點上一支煙,夏初就這么坐在地上,偶爾有路過的人或者車怪異的注視自己,卻毫無所覺,似乎平時的內(nèi)斂都已經(jīng)在這一刻拋棄了。
額頭的血漬已經(jīng)干了,恍然間有一種時空交錯的重疊感,夏初咧著嘴笑了,原來人是這么脆弱又那么堅強,可以抗住生活的壓力,卻安撫不了躁動的情緒。
看著手中的火機,又想起了那個女孩,那個為自己打著了火機,若無其事笑著的女孩。夏初搖搖頭,這世界真的太奇怪了。

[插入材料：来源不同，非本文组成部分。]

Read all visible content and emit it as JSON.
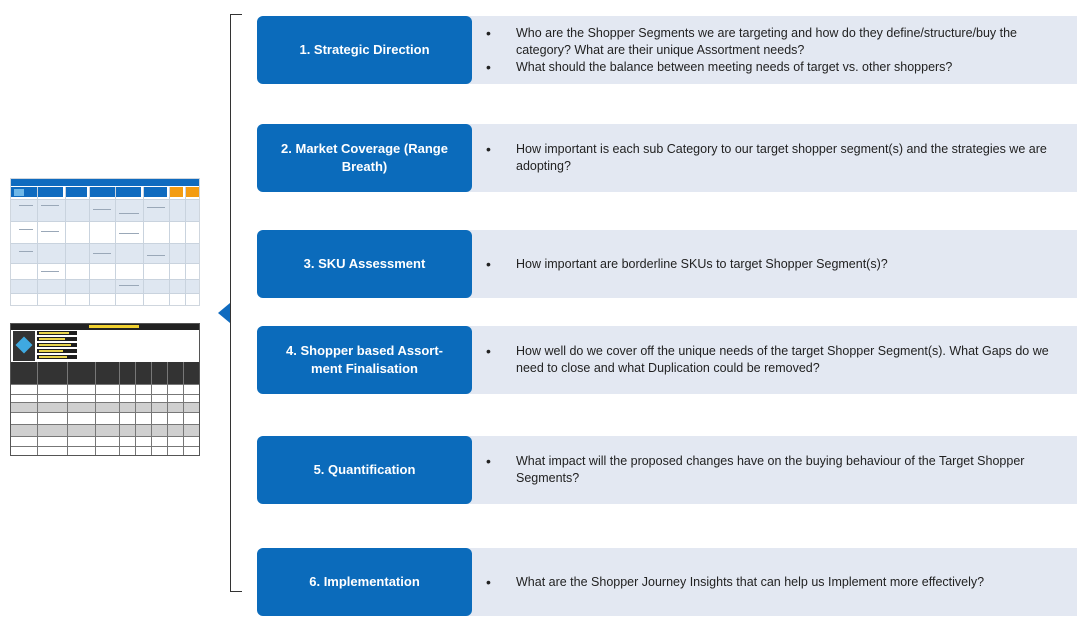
{
  "steps": [
    {
      "title": "1. Strategic Direction",
      "bullets": [
        "Who are the Shopper Segments we are targeting and how do they define/structure/buy the category? What are their unique Assortment needs?",
        "What should the balance between meeting needs of target vs. other shoppers?"
      ]
    },
    {
      "title": "2. Market Coverage (Range Breath)",
      "bullets": [
        "How important is each sub Category to our target shopper segment(s) and the strategies we are adopting?"
      ]
    },
    {
      "title": "3. SKU Assessment",
      "bullets": [
        "How important are borderline SKUs to target Shopper Segment(s)?"
      ]
    },
    {
      "title": "4. Shopper based Assort-ment Finalisation",
      "bullets": [
        "How well do we cover off the unique needs of the target Shopper Segment(s). What Gaps do we need to close and what Duplication could be removed?"
      ]
    },
    {
      "title": "5. Quantification",
      "bullets": [
        "What impact will the proposed changes have on the buying behaviour of the Target Shopper Segments?"
      ]
    },
    {
      "title": "6. Implementation",
      "bullets": [
        "What are the Shopper Journey Insights that can help us Implement more effectively?"
      ]
    }
  ],
  "colors": {
    "step_box": "#0b6bbb",
    "step_bg": "#e3e8f2",
    "pointer": "#0f6bbf"
  }
}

有些人似乎天生就可以游走在幾個女孩之間,而有些人連分手都讓自己痛不欲生。
坐在地上,夏初把煙拿出來,放在一邊,就那么淡淡的回憶著,回憶著跟董漪藍在一起的記憶,任何能想起的都不放過。
回憶有多長?以前夏初覺得這問題特別矯情,現(xiàn)在夏初發(fā)現(xiàn)了,回憶很長很長,跟一個女孩的記憶,就已經(jīng)用去了3個小時。
煙盒已經(jīng)空了,最后一支,夾在夏初的耳朵上,靠在路邊的長椅上,眼睛睜得溜圓,一夜沒睡的夏初有些疲憊的揉了揉頭。原來回憶也可以這么提神?
辛苦的環(huán)衛(wèi)工人已經(jīng)開始為這座城市做起了清理,一夜未歸的人們,從夏初面前路過,通宵加班的,泡吧剛回來的,晨跑的,還有不知道去哪的。
最逗的是有個被捉奸的小三,拎著高跟鞋跑在路上,后面有一個婦女罵罵咧咧的追著,那小三在前面邊跑邊喊,我們才是真愛巴拉巴拉的。
原來愛這個詞如此廉價,可以隨隨便便用在任何地方的。夏初搖了搖頭,笑著,卻不知道自己在笑什么。
拿下耳朵上的最后一支煙,點上,剛剛仰起頭,吐了個煙圈。
卻被刺了一下眼睛,原來不知不覺,太陽都已經(jīng)出來了,從一座大廈后面,露出了半張臉。